Dépassant les 35 mkg, le couple est jugé
« phénoménal » par Auto Moto.
« À l'utilisation, cette caractéristique apparaît
effectivement sous la forme d'une excellente disponibilité et d'une
impression d'invincibilité en reprises », rapporte, à la
mi-mars, Le Moniteur automobile.
« C'est surtout aux allures élevées que les capacités de
remise en vitesse de l'Alpine sont impressionnantes. Entre 150 et 200
km/h, elle paraît ainsi en mesure de tenir tête à n'importe quel caïd
des autobahn. »
Vive et maniable
« On peut aisément soutenir le 250 km/h
compteur sans se faire peur au passage des ponts », poursuit
le magazine.

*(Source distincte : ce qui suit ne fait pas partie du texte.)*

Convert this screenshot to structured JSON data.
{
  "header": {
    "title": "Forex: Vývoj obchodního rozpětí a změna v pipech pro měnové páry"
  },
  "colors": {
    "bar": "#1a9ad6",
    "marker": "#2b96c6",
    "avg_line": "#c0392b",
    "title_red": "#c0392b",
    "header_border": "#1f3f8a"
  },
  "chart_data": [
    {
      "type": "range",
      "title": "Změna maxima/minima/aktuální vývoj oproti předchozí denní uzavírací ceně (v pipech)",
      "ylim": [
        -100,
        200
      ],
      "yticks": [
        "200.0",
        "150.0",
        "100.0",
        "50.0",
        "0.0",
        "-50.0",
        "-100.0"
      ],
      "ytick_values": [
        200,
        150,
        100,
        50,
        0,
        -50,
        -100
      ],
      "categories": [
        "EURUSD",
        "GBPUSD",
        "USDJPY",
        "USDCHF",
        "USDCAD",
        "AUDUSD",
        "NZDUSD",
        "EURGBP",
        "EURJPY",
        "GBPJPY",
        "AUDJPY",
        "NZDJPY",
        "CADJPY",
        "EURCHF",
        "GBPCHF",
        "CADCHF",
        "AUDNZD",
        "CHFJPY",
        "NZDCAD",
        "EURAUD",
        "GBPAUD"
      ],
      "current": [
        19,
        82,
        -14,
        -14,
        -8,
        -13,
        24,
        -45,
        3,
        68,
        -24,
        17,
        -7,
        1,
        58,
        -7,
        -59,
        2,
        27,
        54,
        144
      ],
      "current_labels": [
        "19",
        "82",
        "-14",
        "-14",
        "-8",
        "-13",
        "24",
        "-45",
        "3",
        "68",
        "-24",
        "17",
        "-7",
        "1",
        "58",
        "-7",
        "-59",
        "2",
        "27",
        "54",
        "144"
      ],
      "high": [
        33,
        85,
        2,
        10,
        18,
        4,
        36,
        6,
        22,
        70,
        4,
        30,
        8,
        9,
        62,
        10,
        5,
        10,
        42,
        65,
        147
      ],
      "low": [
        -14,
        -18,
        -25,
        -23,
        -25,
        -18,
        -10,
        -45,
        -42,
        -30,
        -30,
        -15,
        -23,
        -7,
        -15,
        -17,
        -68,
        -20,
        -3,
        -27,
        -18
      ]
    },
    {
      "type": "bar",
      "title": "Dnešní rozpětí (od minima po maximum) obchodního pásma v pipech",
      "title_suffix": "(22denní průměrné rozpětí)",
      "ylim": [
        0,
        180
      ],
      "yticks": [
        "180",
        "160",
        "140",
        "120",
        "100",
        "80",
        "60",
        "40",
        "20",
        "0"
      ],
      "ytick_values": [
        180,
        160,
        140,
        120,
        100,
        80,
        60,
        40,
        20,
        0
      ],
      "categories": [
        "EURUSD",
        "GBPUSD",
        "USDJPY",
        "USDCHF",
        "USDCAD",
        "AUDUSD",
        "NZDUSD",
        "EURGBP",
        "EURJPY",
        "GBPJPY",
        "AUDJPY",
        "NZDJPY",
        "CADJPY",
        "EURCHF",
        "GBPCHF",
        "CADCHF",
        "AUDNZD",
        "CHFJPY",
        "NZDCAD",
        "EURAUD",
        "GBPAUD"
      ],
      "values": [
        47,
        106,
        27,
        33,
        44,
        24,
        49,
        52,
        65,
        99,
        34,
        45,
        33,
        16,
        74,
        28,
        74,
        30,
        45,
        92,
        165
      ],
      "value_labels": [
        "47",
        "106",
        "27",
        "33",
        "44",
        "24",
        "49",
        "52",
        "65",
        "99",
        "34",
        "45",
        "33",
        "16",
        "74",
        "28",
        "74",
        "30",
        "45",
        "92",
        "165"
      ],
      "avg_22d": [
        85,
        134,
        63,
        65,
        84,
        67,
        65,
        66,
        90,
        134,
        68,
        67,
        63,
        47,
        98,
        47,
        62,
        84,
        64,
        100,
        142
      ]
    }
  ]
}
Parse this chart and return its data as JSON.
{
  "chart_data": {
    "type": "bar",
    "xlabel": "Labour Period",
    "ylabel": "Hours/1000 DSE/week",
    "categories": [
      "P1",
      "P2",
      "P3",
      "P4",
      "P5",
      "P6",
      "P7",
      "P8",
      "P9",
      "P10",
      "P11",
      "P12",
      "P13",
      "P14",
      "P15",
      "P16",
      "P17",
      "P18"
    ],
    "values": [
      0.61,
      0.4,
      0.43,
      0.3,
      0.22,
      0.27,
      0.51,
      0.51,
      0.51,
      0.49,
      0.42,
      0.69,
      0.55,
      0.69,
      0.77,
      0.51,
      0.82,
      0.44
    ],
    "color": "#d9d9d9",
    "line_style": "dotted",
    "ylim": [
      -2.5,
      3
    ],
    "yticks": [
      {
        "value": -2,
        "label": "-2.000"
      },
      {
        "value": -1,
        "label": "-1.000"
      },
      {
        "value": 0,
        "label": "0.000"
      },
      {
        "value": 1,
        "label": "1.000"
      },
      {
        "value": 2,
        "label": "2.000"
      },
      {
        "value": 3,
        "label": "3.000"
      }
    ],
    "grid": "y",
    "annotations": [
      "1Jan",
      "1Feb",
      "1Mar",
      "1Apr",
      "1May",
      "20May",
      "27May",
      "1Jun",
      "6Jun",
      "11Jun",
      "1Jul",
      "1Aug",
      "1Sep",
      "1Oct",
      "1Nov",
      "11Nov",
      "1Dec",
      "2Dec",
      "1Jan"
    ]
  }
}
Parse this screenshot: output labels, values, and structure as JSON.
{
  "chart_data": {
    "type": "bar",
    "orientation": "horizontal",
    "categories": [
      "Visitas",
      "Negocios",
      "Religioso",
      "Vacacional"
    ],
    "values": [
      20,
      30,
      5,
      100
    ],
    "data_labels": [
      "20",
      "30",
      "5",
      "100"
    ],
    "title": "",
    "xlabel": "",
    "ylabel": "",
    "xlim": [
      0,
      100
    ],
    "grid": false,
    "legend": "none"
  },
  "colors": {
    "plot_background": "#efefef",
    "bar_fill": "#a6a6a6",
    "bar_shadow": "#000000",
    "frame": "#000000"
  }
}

Certes, Henri Pescarolo aurait « apprécié une
meilleure stabilité à très haute vitesse ». Il déplore, en
outre, « le manque d'un autobloquant [qui] autorise des
patinages de la roue intérieure en virage très serré ». Le
pilote n'en tarit pas moins d'éloges au sujet de l'A610 :
« Elle est merveilleusement vive et maniable, mais elle offre
en même temps une bonne neutralité en appui, pour devenir survireuse à
la limite. » Le comportement routier bénéficie d'une
répartition des masses optimisée, seuls 43 % du poids
s'exerçant sur l'essieu avant ; c'était une gageure, étant
donné l'implantation du moteur en porte-à-faux-arrière – une
architecture héritée de la 4CV, et partagée avec la 911 qui la tenait
elle-même de la Coccinelle !
Moins de trois ans après sa sortie, en décembre 1993, l'A610
se trouve confrontée à la Safrane Biturbo dans les colonnes de L'Action auto :
« La prise de conscience de la vitesse y est plus rapide et la
consommation d'influx nerveux plus importante. La sécurité n'est
vraiment pas négligée mais la conduite, moins assistée, de l'A610 est
plus complète, plus authentique. » En résumé,
« déplacer une Alpine est aisé, la mener rapidement,
envisageable, mais jouer avec ses limites exige du talent.
Heureusement, elle s'avère assez tolérante si l'on prend soin de ne pas
rater de leçons de la bible du pilotage. » Facile, donc, mais
nullement aseptisée ! « C'est l'Alpine qui se montre
la plus généreuse en sensations », conclut Henri Pescarolo,
qui la compare aux Carrera et 300 ZX. « L'Alpine A610
reste une authentique GT, de celles qui font vibrer les cœurs et
mouiller la combinaison », renchérit Auto Moto,
dont la rédaction salue, en septembre 1992, « une véritable
sportive quatre places, ni trop pure, ni trop dure ».
Exceptionnelle et familière à la fois
« Reste le prix », jugé
« prohibitif », un an plus tard, par L'Action
auto, « surtout si l'on tient compte [...] des prix
pratiqué par la concurrence : une Mazda RX-7 coûte près de
100 000 francs de moins ! » Le temps ayant passé, ces
considérations mesquines ne sont plus de mise. Étant donné
les témoignages recueillis dans la presse, l'absence de coffre
constitue, à nos yeux, le seul défaut de cette excellente voiture. Les
sacs de voyage trouvent refuge à l'arrière, où sont aménagées deux
places confinées, séparées par un large tunnel.... Ambiance !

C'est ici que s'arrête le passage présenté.